Zu einer anderen Renaisance verhilft der englische Big-Beat-Bastler Fatboy Slim dem 1971 verstorbenen Doors-Sänger Jim Morrison. Auf der Single „Sunset (Bird Of Prey)“, die auf 91 in die Charts rutscht, samplet Fatboy Slim aus einem Gedicht von Morrison, das der Rockpoet an seinem letzten Geburtstag am 8. Dezember 1970 aufgenommen hatte. Das letzte Mal in den Charts war Morrison indes mit seiner Band 1971, als die Single „Riders On The Storm“ Position 28 erreichte. Den größten Erfolg erzielte eine Doors-Single jedoch ohne den Nietzsche-Schüler und Brecht-Bewunderer: 1973 flog der „Mosquito“ mit Gitarrist Robbie Krieger an den Leadvocals bis auf 25.

Nach ihrem Auftritt bei Gottschalks Samstagabendshow stieg das gleichnamige Album der kanadischen Sängerin Lara Fabian auf 40 wieder in die Charts ein. Ihre Single,„I Am Who I Am“ verbessert sich zudem auf Rang 71. Zu einer ähnlich existentiellen Erkenntnis kommt der Rapper Eminem, der auf 19 „The Way I Am“ beschreibt. Noch einfacher hatte es sich 1984 Gloria Gaynor gemacht, als sie ihre These „I Am What I Am“ formulierte. Der Song brachte es bis auf 35.

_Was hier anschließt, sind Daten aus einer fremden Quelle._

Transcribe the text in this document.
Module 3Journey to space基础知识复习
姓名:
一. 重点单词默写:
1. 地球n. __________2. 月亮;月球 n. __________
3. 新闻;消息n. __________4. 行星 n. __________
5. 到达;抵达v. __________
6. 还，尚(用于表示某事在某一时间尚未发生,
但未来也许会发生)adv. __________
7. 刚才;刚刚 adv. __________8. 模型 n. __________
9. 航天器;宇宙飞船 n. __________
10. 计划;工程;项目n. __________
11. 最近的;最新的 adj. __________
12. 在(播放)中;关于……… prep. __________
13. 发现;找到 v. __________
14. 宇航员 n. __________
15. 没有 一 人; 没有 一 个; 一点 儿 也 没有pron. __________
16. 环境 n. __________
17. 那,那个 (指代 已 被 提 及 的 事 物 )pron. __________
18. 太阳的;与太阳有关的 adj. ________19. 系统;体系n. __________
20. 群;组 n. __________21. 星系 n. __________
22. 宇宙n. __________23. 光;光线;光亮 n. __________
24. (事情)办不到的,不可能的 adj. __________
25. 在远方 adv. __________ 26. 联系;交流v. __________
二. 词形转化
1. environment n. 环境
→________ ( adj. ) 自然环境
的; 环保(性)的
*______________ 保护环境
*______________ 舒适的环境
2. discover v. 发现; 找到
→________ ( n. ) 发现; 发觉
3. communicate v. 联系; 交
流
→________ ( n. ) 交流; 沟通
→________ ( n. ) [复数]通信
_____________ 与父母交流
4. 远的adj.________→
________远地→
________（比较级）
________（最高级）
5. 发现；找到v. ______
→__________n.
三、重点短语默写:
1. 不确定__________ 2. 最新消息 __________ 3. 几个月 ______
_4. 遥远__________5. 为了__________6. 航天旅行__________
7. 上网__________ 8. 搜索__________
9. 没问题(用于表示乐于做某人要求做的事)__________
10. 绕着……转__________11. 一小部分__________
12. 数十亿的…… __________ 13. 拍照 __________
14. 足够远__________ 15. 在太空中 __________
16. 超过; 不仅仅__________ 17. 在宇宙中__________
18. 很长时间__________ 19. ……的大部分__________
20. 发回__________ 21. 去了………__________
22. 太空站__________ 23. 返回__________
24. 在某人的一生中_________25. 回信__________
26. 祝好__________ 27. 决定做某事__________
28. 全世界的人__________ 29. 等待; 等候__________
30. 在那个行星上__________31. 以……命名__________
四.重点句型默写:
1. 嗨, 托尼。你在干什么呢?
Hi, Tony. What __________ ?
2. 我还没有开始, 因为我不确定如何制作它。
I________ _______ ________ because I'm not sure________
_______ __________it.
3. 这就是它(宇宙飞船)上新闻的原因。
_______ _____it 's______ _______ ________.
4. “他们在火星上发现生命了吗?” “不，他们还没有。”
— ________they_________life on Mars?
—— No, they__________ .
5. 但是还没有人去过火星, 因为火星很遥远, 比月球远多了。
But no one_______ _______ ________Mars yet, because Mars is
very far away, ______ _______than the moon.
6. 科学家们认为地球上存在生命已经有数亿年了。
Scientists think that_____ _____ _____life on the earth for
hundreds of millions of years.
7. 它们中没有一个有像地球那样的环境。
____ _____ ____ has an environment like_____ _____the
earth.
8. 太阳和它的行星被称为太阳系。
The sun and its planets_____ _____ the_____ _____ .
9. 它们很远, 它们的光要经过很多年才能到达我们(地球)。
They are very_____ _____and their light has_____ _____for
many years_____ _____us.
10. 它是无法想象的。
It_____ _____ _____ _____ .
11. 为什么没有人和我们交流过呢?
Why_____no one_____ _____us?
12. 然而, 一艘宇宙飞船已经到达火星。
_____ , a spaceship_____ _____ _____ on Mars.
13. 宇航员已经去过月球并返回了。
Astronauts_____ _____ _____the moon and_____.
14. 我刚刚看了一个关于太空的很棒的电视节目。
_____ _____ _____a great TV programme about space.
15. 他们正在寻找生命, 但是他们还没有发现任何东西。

Die Single „Zeig mir dein Gesicht“ des Cindy & Bert-Sprössling Berger stellt diese Woche den höchsten Neueinsteiger bei den Singles. Der Song stammt aus der CD zur zweiten „Big Brother“-Staffel. Container-Veteran Jürgen verbessert sich auf Rang 22 mit dem Lied „Ich bin da“. Unterwegs sind hingegen noch eine Menge anderer Künstler: „Geh davon aus…“ formulieren die Söhne Mannheims auf sechs, „Wie es geht“ erklären die Ärzte auf 39 und Jeanette will lieber „Go Back“ (Rang 18).

Die Pole-Position bei den Longplays erobern die Metal-Rapper von Limp Bizkit mit ihrer dritten Platte im Sturm. Der Vorgänger „Significant Other“, der bis auf Rang 13 kam, ist unterdessen noch immer platziert. Er steht in der 58. Woche auf 57.

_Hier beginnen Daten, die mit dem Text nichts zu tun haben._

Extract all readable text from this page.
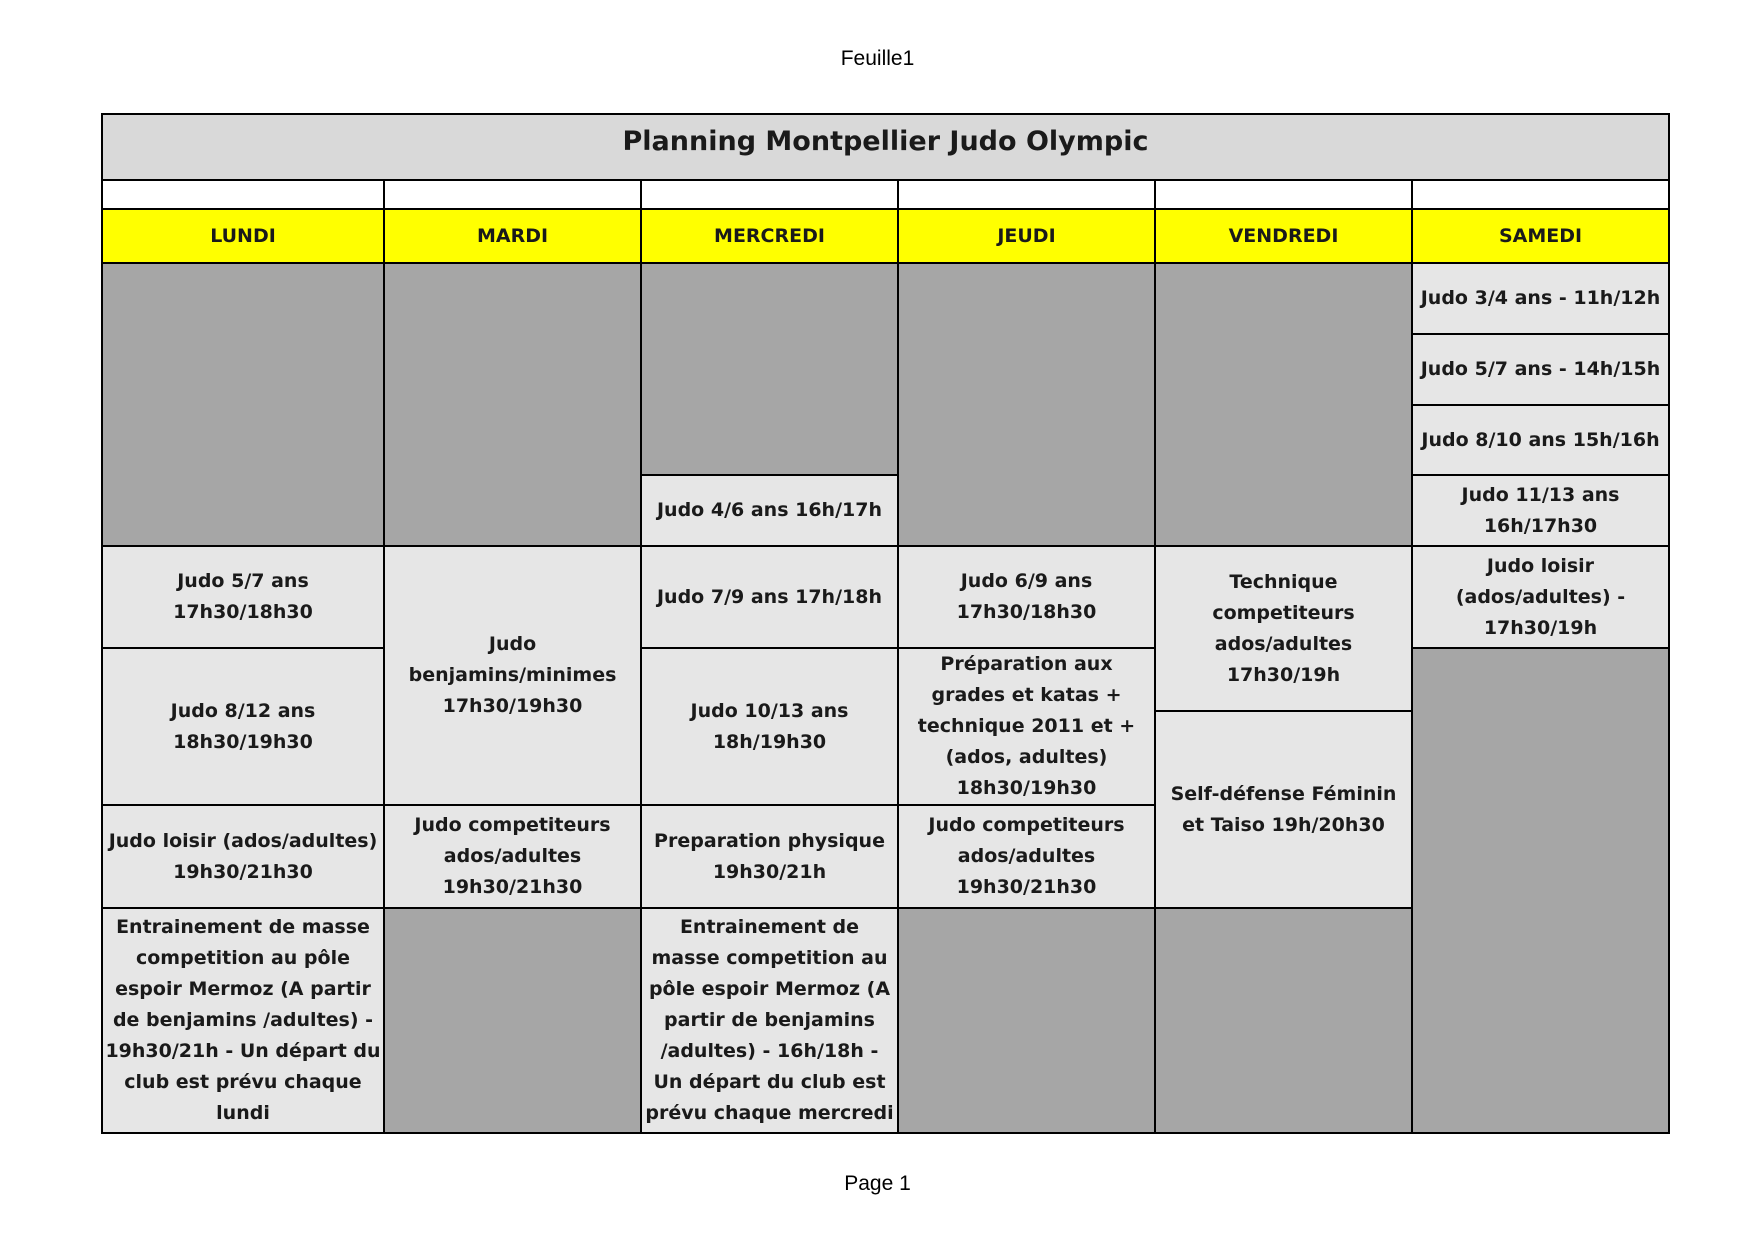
Feuille1
Planning Montpellier Judo Olympic					

LUNDI	MARDI	MERCREDI	JEUDI	VENDREDI	SAMEDI
					Judo 3/4 ans - 11h/12h
					Judo 5/7 ans - 14h/15h
					Judo 8/10 ans 15h/16h
		Judo 4/6 ans 16h/17h			Judo 11/13 ans 16h/17h30
Judo 5/7 ans 17h30/18h30	Judo benjamins/minimes 17h30/19h30	Judo 7/9 ans 17h/18h	Judo 6/9 ans 17h30/18h30	Technique competiteurs ados/adultes 17h30/19h	Judo loisir (ados/adultes) - 17h30/19h
Judo 8/12 ans 18h30/19h30		Judo 10/13 ans 18h/19h30	Préparation aux grades et katas + technique 2011 et + (ados, adultes) 18h30/19h30		
				Self-défense Féminin et Taiso 19h/20h30	
Judo loisir (ados/adultes) 19h30/21h30	Judo competiteurs ados/adultes 19h30/21h30	Preparation physique 19h30/21h	Judo competiteurs ados/adultes 19h30/21h30		
Entrainement de masse competition au pôle espoir Mermoz (A partir de benjamins /adultes) - 19h30/21h - Un départ du club est prévu chaque lundi		Entrainement de masse competition au pôle espoir Mermoz (A partir de benjamins /adultes) - 16h/18h - Un départ du club est prévu chaque mercredi			
Page 1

Bei den Singles ist die Verweildauer in den Charts nicht so langlebig. Mit 35 Wochen rangiet „Anton aus Tirol“ am längsten in den deutschen Top 100, dahinter folgt „She’s Got That Light“ von Orange Blue mit 20 Wochen. Und solange brauchte die von edel veröffentlichte Single, um mit Gold ausgezeichnet zu werden. In der ersten Woche entert der Longplayer der beiden Pop-Newcomer jedoch gleich auf Rang sieben.